Turvo destino que calha porque tem que calhar
Se em nossas mãos o não podemos mudar.

E o crescente infinito que nos faz questionar,
Em mesmo crescente nos faz ser nada.

Tocam-no no céu, tocam-no em cada olhar
- Infinito vácuo por onde jaz todas as incertezas da alma!

II.
Que já nem sei por onde suponho, de facto, existir
Meus olhos iludem meu sentir…

Que pensar tira tempo ao tempo da vida,
Já do pouco que resta e não se interrompe…

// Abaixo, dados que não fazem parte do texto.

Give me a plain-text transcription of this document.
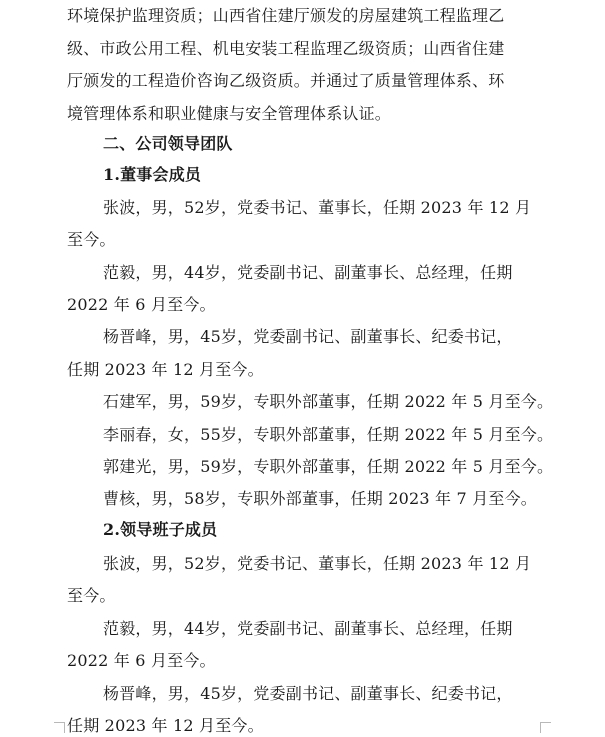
环境保护监理资质；山西省住建厅颁发的房屋建筑工程监理乙
级、市政公用工程、机电安装工程监理乙级资质；山西省住建
厅颁发的工程造价咨询乙级资质。并通过了质量管理体系、环
境管理体系和职业健康与安全管理体系认证。
二、公司领导团队
1.董事会成员
张波，男，52岁，党委书记、董事长，任期 2023 年 12 月
至今。
范毅，男，44岁，党委副书记、副董事长、总经理，任期
2022 年 6 月至今。
杨晋峰，男，45岁，党委副书记、副董事长、纪委书记，
任期 2023 年 12 月至今。
石建军，男，59岁，专职外部董事，任期 2022 年 5 月至今。
李丽春，女，55岁，专职外部董事，任期 2022 年 5 月至今。
郭建光，男，59岁，专职外部董事，任期 2022 年 5 月至今。
曹核，男，58岁，专职外部董事，任期 2023 年 7 月至今。
2.领导班子成员
张波，男，52岁，党委书记、董事长，任期 2023 年 12 月
至今。
范毅，男，44岁，党委副书记、副董事长、总经理，任期
2022 年 6 月至今。
杨晋峰，男，45岁，党委副书记、副董事长、纪委书记，
任期 2023 年 12 月至今。
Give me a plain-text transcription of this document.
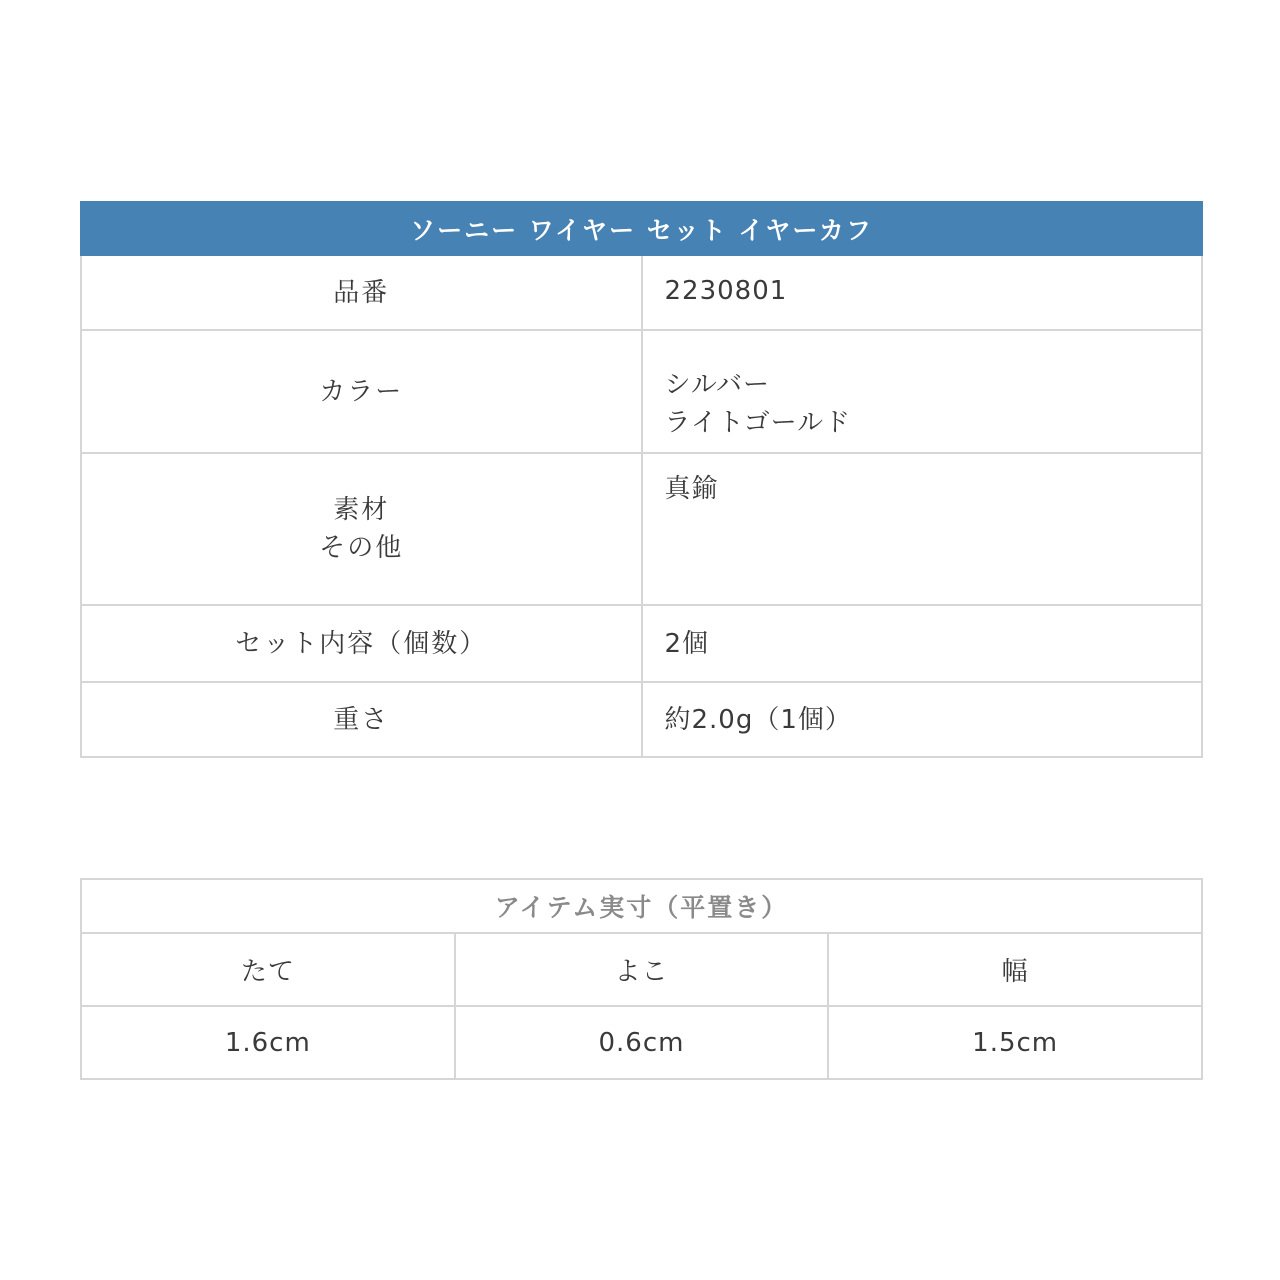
ソーニー ワイヤー セット イヤーカフ	

品番	2230801

カラー	シルバー
ライトゴールド

素材
その他	真鍮

セット内容（個数）	2個

重さ	約2.0g（1個）
アイテム実寸（平置き）		
たて	よこ	幅
1.6cm	0.6cm	1.5cm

Bate o coração em todas as estrelas.
Qual será a direcção?


III.
Fragmentos são o que nos compõem,
São sentidos inacabados para fins impossíveis.

Inquieta dúvida ou assombrosa novidade
- A nenhuma, porém, se revê a humanidade.

Somente se ouviram partidas e chegadas nesta instância,
Que a tantos de nós suscita uma súbita ânsia.


IV.
O universo chega a nós na escuridão da praia intemporal.
E o que me ouso dizer? Nunca vi nada igual.

A verdade é que todos a carregam, que tudo se assemelha a ela.
Essa verdade que ninguém sabe e tudo supõe.